The fork attack shouldn't be possible. On SunOS, for example, when the
PIDs wrap, they wrap to 101, not 1. Doesn't Linux do something like
this? If it wraps to 1, this has to change -- conceptually, low PIDs
are a privileged resource, so access to them must be restricted.
>However, one thing which could be done fairly easily would be to (a)
>protect init from all attacks, making it immune to ptrace, kill -9
>etc; and (b) disable all direct kernel access (such as /dev/mem or
>loading new kernel modules) once securelev is sufficiently high.

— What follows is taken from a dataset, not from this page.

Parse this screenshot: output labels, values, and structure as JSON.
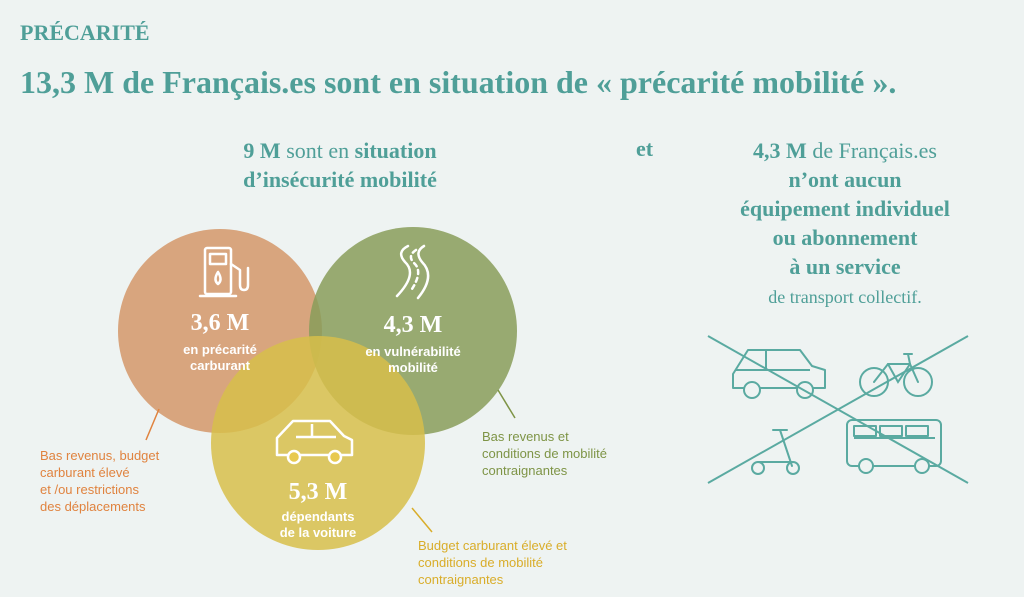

It has to remain possible to signal init, at least at low
securelevels. Disabling ptrace on init is a good idea. I don't think
ptrace on init deserves a securelevel bit, as the only people who need
to do it are those writing init, and it's not hard to modify the kernel
to remove such a restriction.
Disabling module loading is an obvious thing to do with securelevel.
I'm not sure about /dev/mem -- I guess it makes sense to disable it, as
/proc now does most normal things that formerly required /dev/kmem.
/proc/pid/mem is trickier, as it has potential application as a way to
implement shared memory between arbitrary processes. Maybe just
/proc/1/mem should disappear. Or how about all of /proc/1?